Ondas de calor poderão matar 150 mil europeus por ano no final do século

De acordo com previsões de cientistas, ondas de calor e condições climáticas extremas poderão matar 150 mil europeus por ano no final do século.

Segundo os especialistas, em 2100 os desastres relacionados ao clima poderão afetar dois terços da população da Europa todos os anos, causando um número de mortes anuais 50 vezes maior do que o observado hoje – de 3 mil entre 1981 e 2010 para 152 mil entre 2071 e 2100.

A previsão, publicada no The Lancet Planetary Health, reflete o que provavelmente irá acontecer se nada for feito para combater o aquecimento global.

O estudo analisou o provável impacto dos sete eventos mais perigosos relacionados ao clima – ondas de calor, frentes frias, incêndios florestais, secas, enchentes de rios e mares, e tempestades de vento – em 28 países da União Europeia, mais Suíça, Noruega e Islândia.

Pesquisadores afirmam que a previsão reflete o que provavelmente irá acontecer se não houver uma redução nas emissões de gases do efeito estufa. (Imagens: PA)

O cientista líder do estudo, Dr. Giovanni Forzieri, do Centro de Pesquisas da Comissão Europeia na Itália, disse: “O aquecimento global é uma das maiores ameaças à saúde humana no século 21, e seu risco para a sociedade estará cada vez mais ligado aos perigos associados ao clima”.

“A não ser que o aquecimento global seja tratado como uma questão urgente, e medidas apropriadas sejam tomadas, cerca de 350 milhões de europeus poderão ser expostos a perigosos picos climáticos todos os anos, no final do século”.

A equipe analisou 2.300 registros de desastres climáticos ocorridos entre 1981 e 2010 para estimar a vulnerabilidade de pessoas que vivem em diferentes países aos sete tipos de eventos. Em seguida, combinaram estas informações com as previsões de mudanças no clima e estimativas de alterações populacionais.

Entre os efeitos observados, as ondas de calor foram as mais letais, responsáveis por 99% de todas as mortes futuras. Isso significa que o número de pessoas morrendo todos os anos, em decorrência do calor excessivo, aumentaria de 2.700 para 151.500.

Áreas litorâneas da Europa podem ser atingidas por fortes inundações se a ameaça do aquecimento global não for combatida (Paul Faith/PA)

O número de mortes causadas por inundações litorâneas também deve subir significativamente, de 6 mortes ao ano, no começo do século, para 233 em 2100.
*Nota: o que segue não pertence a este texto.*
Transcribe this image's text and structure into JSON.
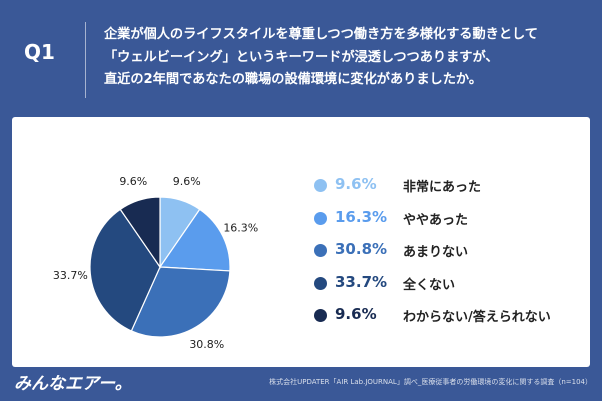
{
  "header": {
    "q_label": "Q1",
    "question_lines": [
      "企業が個人のライフスタイルを尊重しつつ働き方を多様化する動きとして",
      "「ウェルビーイング」というキーワードが浸透しつつありますが、",
      "直近の2年間であなたの職場の設備環境に変化がありましたか。"
    ]
  },
  "chart_data": {
    "type": "pie",
    "slices": [
      {
        "label": "非常にあった",
        "value": 9.6,
        "display": "9.6%",
        "color": "#8ec1f2"
      },
      {
        "label": "ややあった",
        "value": 16.3,
        "display": "16.3%",
        "color": "#5a9ced"
      },
      {
        "label": "あまりない",
        "value": 30.8,
        "display": "30.8%",
        "color": "#3b70b8"
      },
      {
        "label": "全くない",
        "value": 33.7,
        "display": "33.7%",
        "color": "#24497f"
      },
      {
        "label": "わからない/答えられない",
        "value": 9.6,
        "display": "9.6%",
        "color": "#182b52"
      }
    ],
    "legend_position": "right"
  },
  "footer": {
    "logo_text": "みんなエアー。",
    "source": "株式会社UPDATER「AIR Lab.JOURNAL」調べ_医療従事者の労働環境の変化に関する調査（n=104）"
  },
  "colors": {
    "background": "#3a5897",
    "card": "#ffffff"
  }
}
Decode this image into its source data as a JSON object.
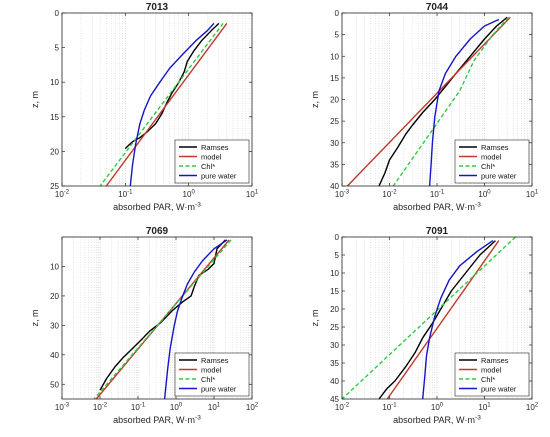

De acordo com os especialistas, o sul da Europa deve ser o mais afetado pelos desastres climáticos, com eventos no final do século causando cerca de 700 mortes para cada um milhão de habitantes, principalmente devido às ondas de calor e secas.

Países do norte da Europa, como o Reino Unido, estão em uma localização mais segura, com a expectativa de três mortes relacionadas ao clima para cada um milhão de habitantes.

O Dr. Forzieri acrescentou: “Este estudo contribui para o debate incessante a respeito da necessidade urgente de combater o aquecimento global e minimizar as suas consequências”.

“O aumento substancial, projetado no risco que os eventos associados ao clima representam para vidas humanas por causa do aquecimento global, do crescimento da população e da urbanização, ressalta a necessidade de políticas climáticas mais duras e medidas de redução de risco para minimizar o efeito que os extremos climáticos poderão causar no futuro”.